When viewing the cached version of a website, try clicking the link
labeled “Text-only version.” This shows a much better representation of
what Google sees. I can’t count how many hidden links I have found by
using this trick.

One of my favorite examples of the importance of cache use was when
my former colleagues at SEOmoz were working with restaurant review
website, yelp.com. Yelp was implementing a complicated system of geolocating
based on IP addresses and cookies to automatically redirect
users to their applicable city version of yelp.com. For some reason, Yelp
was having issues getting results in Google. Upon checking the cache,
my co-workers saw that whenever Googlebot crawled Yelp, Yelp was
automatically taken to the Mountain View, California, version of the site
(home of Google headquarters). D’oh! After my co-workers pointed this
out, this problem was quickly resolved and Yelp’s traffic skyrocketed.

site:
The site command is used to limit a search query to a
specific site. This is extremely useful for diagnosing indexing
problems. I generally start by using the site command alone
(site:techmeme.com). This simple query can tell you two important
things:First, it gives you an idea of the major sections of a
website. It also gives you an idea of how many pages are
indexed in Google. If you know that a given site has only
100 pages, and this query returns 100,000 results, you
know you have a duplicate content issue.

Additionally, it makes you aware of some of the
subdomains on the given site. This is extremely helpful for
understanding how Google thinks a site is organized.
inurl: This command limits search results to those where the
query appears in the URL. This is most useful when combined
with the site command (site:www.seomoz.org inurl:”Rand Fishkin”).

Most SEO professionals find this technique most useful for
identifying URL parameter–induced duplicate content
(site:www.example.com inurl:”sessionid”).

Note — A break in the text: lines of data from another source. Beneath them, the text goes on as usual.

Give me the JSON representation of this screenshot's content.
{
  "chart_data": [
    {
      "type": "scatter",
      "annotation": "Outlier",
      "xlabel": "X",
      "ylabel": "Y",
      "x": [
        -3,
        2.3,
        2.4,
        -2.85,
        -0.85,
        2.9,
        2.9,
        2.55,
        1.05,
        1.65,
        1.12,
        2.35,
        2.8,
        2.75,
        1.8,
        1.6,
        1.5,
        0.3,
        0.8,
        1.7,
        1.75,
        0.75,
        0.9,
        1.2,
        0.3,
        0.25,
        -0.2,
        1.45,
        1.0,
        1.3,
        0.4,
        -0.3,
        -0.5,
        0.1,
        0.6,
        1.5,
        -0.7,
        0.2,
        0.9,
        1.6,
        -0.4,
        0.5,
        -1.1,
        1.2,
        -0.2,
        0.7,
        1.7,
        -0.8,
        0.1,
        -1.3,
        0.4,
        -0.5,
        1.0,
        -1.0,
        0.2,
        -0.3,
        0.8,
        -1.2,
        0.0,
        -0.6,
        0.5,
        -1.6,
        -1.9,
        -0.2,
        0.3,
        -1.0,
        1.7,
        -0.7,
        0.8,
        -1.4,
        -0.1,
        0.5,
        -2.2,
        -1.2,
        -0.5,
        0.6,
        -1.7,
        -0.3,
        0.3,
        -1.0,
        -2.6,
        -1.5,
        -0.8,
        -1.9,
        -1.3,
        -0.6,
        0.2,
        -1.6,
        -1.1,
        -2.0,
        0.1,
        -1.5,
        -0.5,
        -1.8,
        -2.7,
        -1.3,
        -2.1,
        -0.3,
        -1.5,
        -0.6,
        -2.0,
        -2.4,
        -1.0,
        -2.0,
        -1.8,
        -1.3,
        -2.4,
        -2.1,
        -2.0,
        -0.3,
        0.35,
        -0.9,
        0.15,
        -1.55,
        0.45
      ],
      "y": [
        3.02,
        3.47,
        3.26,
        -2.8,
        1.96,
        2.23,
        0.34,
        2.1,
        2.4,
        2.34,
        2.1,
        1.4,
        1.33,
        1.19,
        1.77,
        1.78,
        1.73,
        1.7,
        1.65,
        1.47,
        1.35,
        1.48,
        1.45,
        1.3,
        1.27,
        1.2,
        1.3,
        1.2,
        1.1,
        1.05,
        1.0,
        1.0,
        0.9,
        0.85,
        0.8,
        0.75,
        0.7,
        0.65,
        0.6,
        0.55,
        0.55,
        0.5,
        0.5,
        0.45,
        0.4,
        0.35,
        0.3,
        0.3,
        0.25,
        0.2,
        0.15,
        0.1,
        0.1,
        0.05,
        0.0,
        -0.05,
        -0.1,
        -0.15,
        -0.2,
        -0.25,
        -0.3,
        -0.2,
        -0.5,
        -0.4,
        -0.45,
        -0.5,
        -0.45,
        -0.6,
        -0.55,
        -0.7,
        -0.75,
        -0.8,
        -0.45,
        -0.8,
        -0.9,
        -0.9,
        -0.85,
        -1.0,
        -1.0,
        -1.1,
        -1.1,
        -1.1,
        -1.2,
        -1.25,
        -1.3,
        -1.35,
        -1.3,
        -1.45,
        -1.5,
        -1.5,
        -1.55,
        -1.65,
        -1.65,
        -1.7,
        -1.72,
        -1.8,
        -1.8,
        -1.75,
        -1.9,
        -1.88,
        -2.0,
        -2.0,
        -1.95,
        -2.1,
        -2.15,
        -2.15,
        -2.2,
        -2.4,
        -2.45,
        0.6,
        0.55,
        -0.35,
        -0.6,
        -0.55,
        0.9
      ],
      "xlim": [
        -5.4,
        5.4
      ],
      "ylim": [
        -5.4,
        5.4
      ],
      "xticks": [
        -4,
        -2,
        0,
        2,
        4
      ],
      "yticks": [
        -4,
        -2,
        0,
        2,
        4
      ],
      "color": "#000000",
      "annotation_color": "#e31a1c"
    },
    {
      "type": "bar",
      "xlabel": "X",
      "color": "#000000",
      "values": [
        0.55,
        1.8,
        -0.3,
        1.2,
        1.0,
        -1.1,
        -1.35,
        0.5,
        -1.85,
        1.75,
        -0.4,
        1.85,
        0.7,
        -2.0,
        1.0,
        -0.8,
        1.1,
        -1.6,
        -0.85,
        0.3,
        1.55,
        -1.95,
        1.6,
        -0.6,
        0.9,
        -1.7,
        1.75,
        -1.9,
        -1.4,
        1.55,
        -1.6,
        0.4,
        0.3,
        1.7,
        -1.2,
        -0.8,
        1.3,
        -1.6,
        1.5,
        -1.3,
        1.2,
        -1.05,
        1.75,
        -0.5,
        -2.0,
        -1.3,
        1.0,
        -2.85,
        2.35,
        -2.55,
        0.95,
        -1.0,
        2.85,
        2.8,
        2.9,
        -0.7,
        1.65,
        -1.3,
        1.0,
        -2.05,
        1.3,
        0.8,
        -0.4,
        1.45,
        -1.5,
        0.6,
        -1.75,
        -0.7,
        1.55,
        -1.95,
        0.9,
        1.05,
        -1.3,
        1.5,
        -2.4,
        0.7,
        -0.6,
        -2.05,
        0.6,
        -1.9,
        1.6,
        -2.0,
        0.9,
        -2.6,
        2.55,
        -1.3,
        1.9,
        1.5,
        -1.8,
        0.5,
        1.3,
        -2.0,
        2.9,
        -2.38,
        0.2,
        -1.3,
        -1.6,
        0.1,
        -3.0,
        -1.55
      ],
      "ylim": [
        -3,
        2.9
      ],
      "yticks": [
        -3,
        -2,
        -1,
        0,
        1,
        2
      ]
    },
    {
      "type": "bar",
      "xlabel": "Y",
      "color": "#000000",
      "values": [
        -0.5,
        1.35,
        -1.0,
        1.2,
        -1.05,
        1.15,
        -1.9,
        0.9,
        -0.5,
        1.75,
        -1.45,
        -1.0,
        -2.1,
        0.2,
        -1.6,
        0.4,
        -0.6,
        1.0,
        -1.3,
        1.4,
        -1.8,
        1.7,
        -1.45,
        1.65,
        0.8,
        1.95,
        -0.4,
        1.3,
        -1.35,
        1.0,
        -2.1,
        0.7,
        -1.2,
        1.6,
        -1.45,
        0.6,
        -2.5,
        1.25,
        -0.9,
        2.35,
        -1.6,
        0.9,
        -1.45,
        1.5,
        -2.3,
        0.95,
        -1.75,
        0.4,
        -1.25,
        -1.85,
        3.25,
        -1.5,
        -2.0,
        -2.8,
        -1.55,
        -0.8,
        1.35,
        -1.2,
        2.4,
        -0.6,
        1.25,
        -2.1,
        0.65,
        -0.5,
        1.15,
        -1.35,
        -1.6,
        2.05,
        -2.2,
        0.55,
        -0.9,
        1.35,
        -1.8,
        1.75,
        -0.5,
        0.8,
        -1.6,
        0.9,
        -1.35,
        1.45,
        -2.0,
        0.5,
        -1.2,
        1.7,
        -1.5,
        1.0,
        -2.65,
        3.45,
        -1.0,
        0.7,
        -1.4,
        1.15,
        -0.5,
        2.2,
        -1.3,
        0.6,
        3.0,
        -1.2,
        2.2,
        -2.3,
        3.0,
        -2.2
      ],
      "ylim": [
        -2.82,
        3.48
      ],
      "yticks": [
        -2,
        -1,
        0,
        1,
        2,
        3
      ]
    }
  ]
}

I use this after I identify a
problematic parameter and I want to find all of its occurrences.
intitle: Similar to the inurl command, the intitle command limits
results to only those where the query is in the title tag. This can
be helpful for many things including piracy (intitle:”index of mp3″),
vanity searches (intitle:”danny dover”), and SEO-related things
like duplicate title tag detection (intitle:”my company: Best product
ever page”).

+: The plus sign, when placed directly before a term, tells
Google to search for exactly that term, not synonyms. For
example, a search for ghw bush will return results that assume you
mean “George Herbert Walker Bush”. A search for +ghw bush,
however, will return results that assume you want specific
references to “GHW” in the results.

-: The minus sign is a tremendous aid to filtering queries, and it
can be used with specific query terms (cubs -chicago -baseball will
show you results for “cubs” that do not contain Chicago or
baseball) or in conjunction with specific operators discussed in
this section. Searching for “danny sullivan” –
site:searchengineland.com will return results about Danny Sullivan
that appear anywhere except for SearchEngineLand.com. This
operator works similarly to filter out title contents (music –
intitle:mp2) and URL contents (site:nytimes.com –inurl:pagemode=print
shows all indexed pages from nytimes.com that are not “printfriendly”
versions).

|: The pipe symbol symbolizes an “OR” search and can be used
with regular query terms or with the commands listed in this
section, primarily when you’re looking for multiple items within a
given dataset. For example, site:example.com
inurl:sessionid|jsessionid will find URLs that contain either
“sessionid” or “jsessionid” in indexed URLs from example.com.

Similarly, site:seomoz.org danny|rand will return pages from
SEOmoz.org that contain either “danny” or “rand” in the copy.
(Pages that include both “danny” and “rand” will also be
included with this operator, so it’s a true “and/or” operator, not
an “exclusive or” operator.)

The search engine commands in Google must be started with a
lowercase letter or they won’t work properly.